Karar davalı vekili tarafından temyiz edilmiştir.
4857 sayılı Kanun uyarınca iş sözleşmesinin geçerli bir sebep olmadan feshedildiğini … süren işçinin fesih bildiriminin tebliği tarihinden itibaren bir ay içerisinde feshin geçersizliği ve işe iade davası açması gerekir. Kanunda belirtilen bu süre hak düşürücü süre olup mahkemece re’sen dikkate alınmalıdır. Fesih sözlü olarak yapılmış yazılı bildirimde bulunulmamışsa bir aylık hak düşürücü süre sözlü bildirimden itibaren başlar.

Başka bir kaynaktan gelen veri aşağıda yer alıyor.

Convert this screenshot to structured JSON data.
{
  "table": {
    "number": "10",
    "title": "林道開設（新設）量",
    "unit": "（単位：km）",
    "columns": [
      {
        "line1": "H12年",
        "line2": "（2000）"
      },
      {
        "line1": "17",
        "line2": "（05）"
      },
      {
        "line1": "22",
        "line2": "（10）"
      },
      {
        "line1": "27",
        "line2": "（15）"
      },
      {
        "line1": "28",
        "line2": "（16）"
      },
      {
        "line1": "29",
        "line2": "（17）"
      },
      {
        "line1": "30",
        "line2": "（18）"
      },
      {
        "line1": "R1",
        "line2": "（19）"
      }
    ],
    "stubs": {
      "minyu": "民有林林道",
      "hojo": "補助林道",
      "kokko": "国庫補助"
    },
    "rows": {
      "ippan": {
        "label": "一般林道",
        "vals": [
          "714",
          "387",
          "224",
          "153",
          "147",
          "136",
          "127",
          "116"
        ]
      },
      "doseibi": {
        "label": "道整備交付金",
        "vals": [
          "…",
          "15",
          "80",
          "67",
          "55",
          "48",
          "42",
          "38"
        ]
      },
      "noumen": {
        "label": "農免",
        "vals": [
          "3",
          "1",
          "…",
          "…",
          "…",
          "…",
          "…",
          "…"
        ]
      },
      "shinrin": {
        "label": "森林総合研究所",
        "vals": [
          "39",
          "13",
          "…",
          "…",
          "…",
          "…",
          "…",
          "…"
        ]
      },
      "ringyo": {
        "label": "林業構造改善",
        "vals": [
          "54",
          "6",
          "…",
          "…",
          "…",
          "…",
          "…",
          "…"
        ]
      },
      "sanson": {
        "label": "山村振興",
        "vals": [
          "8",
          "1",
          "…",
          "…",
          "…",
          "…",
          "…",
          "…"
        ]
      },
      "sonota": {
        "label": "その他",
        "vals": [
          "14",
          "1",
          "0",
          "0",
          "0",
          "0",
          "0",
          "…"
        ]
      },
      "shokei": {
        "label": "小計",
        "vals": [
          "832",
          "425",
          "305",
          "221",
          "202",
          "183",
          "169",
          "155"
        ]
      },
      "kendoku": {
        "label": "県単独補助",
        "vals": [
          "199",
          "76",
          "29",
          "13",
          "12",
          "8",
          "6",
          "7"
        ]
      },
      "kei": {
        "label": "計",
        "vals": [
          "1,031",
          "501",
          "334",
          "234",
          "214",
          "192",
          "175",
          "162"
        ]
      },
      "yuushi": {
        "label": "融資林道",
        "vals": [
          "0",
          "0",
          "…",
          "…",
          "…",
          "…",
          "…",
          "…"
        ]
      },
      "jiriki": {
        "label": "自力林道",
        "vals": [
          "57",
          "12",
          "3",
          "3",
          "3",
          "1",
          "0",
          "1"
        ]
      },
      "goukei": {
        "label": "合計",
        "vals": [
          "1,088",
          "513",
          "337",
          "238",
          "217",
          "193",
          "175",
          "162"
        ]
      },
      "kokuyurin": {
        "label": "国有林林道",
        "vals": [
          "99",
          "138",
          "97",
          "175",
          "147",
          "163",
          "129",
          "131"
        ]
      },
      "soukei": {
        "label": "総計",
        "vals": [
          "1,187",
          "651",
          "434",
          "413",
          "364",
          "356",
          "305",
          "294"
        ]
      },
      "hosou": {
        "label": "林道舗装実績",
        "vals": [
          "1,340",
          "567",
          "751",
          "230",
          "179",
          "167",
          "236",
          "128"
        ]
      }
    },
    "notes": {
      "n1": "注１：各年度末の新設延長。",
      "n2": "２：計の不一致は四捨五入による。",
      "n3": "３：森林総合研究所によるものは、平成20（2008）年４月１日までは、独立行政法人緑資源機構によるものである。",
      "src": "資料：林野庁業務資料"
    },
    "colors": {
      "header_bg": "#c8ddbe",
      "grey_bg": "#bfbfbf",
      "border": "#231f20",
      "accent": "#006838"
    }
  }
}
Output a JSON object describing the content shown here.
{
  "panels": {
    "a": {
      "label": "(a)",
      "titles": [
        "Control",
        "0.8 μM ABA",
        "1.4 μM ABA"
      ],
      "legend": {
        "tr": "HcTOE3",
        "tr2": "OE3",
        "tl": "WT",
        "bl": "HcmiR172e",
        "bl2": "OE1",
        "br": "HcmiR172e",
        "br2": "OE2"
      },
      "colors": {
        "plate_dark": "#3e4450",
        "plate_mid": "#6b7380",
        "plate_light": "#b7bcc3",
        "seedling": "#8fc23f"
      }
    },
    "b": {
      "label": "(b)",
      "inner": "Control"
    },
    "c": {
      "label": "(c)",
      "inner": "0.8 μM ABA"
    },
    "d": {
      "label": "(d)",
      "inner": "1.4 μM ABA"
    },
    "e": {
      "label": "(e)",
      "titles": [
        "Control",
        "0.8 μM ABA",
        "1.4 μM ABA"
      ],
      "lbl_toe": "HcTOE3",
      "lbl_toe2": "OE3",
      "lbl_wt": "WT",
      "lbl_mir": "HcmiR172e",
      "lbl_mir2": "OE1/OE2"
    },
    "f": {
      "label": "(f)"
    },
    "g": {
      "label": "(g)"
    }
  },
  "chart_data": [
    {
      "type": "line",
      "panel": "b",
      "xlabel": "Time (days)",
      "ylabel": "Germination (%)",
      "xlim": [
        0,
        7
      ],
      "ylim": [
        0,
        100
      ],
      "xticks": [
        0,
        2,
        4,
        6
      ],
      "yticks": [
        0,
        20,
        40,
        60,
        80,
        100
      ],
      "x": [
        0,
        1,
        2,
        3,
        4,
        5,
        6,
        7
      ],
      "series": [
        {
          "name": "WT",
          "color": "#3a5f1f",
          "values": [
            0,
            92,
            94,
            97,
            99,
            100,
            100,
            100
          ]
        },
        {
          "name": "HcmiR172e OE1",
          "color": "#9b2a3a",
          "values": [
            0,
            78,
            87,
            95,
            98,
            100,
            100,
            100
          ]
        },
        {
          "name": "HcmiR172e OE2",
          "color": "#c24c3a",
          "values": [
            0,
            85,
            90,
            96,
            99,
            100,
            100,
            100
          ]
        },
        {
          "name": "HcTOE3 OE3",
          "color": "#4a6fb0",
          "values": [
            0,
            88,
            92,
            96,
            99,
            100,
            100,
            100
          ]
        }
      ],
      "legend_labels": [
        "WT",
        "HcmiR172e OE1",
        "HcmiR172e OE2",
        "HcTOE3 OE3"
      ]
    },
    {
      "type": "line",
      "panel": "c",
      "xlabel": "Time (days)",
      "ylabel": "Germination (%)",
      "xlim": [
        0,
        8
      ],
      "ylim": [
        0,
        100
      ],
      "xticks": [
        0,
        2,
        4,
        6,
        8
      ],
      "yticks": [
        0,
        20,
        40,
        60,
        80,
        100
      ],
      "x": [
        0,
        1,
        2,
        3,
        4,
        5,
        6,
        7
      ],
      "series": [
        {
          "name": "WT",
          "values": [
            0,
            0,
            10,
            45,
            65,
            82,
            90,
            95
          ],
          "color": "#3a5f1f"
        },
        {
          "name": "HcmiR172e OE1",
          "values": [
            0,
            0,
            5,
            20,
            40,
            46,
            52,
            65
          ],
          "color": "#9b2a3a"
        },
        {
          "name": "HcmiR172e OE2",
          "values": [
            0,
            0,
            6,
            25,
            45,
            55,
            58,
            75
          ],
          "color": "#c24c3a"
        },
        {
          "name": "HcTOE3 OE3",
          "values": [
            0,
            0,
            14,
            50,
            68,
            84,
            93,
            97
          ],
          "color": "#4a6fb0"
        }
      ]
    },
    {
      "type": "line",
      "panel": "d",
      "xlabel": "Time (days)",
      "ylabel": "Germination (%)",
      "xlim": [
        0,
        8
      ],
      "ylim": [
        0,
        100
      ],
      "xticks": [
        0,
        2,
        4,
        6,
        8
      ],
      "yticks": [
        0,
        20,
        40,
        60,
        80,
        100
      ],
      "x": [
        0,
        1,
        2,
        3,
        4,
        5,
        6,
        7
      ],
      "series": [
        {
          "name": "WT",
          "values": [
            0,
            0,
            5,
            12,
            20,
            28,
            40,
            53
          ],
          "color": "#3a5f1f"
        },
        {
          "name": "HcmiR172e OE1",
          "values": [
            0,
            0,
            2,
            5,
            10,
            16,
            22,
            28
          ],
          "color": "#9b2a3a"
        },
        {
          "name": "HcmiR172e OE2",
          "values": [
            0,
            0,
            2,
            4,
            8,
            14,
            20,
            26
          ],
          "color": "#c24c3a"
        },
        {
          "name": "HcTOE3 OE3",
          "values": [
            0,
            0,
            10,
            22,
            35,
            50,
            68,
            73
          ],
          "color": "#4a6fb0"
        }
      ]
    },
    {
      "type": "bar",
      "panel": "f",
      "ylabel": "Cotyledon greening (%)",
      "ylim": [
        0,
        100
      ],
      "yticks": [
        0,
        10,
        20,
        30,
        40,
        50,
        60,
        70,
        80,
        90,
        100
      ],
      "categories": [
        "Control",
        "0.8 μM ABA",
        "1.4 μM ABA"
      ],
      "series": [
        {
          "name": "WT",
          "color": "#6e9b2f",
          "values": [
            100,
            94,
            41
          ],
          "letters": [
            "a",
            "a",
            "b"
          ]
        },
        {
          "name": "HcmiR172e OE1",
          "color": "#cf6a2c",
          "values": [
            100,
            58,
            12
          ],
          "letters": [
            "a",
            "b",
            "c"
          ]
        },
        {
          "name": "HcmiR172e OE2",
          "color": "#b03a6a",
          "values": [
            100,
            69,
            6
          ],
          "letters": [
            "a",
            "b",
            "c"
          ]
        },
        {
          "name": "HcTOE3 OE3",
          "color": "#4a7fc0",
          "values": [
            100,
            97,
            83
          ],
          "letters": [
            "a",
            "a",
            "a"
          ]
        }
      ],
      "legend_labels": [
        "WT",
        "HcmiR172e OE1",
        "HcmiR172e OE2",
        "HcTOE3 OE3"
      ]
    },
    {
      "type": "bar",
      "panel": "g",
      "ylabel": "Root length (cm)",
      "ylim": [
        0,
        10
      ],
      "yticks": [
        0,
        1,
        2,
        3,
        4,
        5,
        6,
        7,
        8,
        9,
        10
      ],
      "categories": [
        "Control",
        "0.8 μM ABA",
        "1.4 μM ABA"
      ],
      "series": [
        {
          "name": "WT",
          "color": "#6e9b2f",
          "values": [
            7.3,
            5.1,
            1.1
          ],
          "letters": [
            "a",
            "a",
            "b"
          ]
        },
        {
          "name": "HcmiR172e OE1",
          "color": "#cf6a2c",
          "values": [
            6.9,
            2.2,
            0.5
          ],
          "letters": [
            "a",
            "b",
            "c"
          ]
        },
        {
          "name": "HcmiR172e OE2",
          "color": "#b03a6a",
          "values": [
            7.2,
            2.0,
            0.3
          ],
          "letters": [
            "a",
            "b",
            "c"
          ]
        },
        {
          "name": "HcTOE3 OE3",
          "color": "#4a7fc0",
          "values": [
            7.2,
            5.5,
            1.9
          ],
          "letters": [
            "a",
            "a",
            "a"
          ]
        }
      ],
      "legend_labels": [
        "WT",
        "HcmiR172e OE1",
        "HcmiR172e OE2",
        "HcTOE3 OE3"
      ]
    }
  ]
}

Somut olayda davacı dava dilekçesinde raporunun bitiminden sonra mesaiye başladığı gün başhemşirenin kendisine sözleşmenin feshedildiğini bildirdiğini, davalıya ulaşmaya çalıştığını bir yetkilinin sözleşmenin feshedildiğini kendisine söylediğini belirtmiş davacı tanıkları da aynı şekilde beyanda bulunmuşlardır Davacının raporu 08/01/2012 cumartesi günü bitmiş davacı mesai günü olan 10/01/2012 tarihinde işe gelmiş iş sözleşmesi bu tarihte sözlü olarak feshedilmiştir. Feshin geçersizliği ve işe iade davası açmak için kanunda belirtilmiş olan bir aylık hak düşürücü süre bu tarihten itibaren başlar. Yazılı fesih bildirimi yapılmaması sürenin işlemesine engel değildir. Davacının iş sözleşmesi 10/01/2012 tarihinde sözlü olarak feshedilmiş davacı işe iade davasını bir aylık süre geçtikten sonra 04/05/2011 tarihinde açmıştır. Mahkemece bir aylık hak düşürücü sürenin geçtiği gözetilmeden yazılı gerekçe ile davanın kabulüne karar verilmesi hatalıdır.
Belirtilen sebeplerle 4857 sayılı Kanun’un 20/3 maddesi uyarınca mahkeme kararının bozularak ortadan kaldırılması ve dairemizce aşağıda yazılı olduğu gibi hüküm oluşturulması gerekmiştir.
HÜKÜM: Yukarıda açıklanan gerekçe ile;
1-Mahkemenin yukarıda tarih ve sayısı belirtilen kararının BOZULARAK ORTADAN KALDIRILMASINA,
2-Davanın REDDİNE,
3-Harç peşin alındığından yeniden alınmasına yer olmadığına,
4-Davacının yapmış olduğu yargılama giderinin üzerinde bırakılmasına, davalının yaptığı, 50,00 TL yargılama giderinin davacıdan alınarak davalıya verilmesine,
5-Karar tarihinde yürürlükte bulunan tarifeye göre 1.200,00 TL ücreti vekaletin davacıdan alınarak davalıya verilmesine,
6-Peşin alınan temyiz harcının isteği halinde davalıya iadesine, kesin olarak 14.09.2012 tarihinde oybirliği ile karar verildi.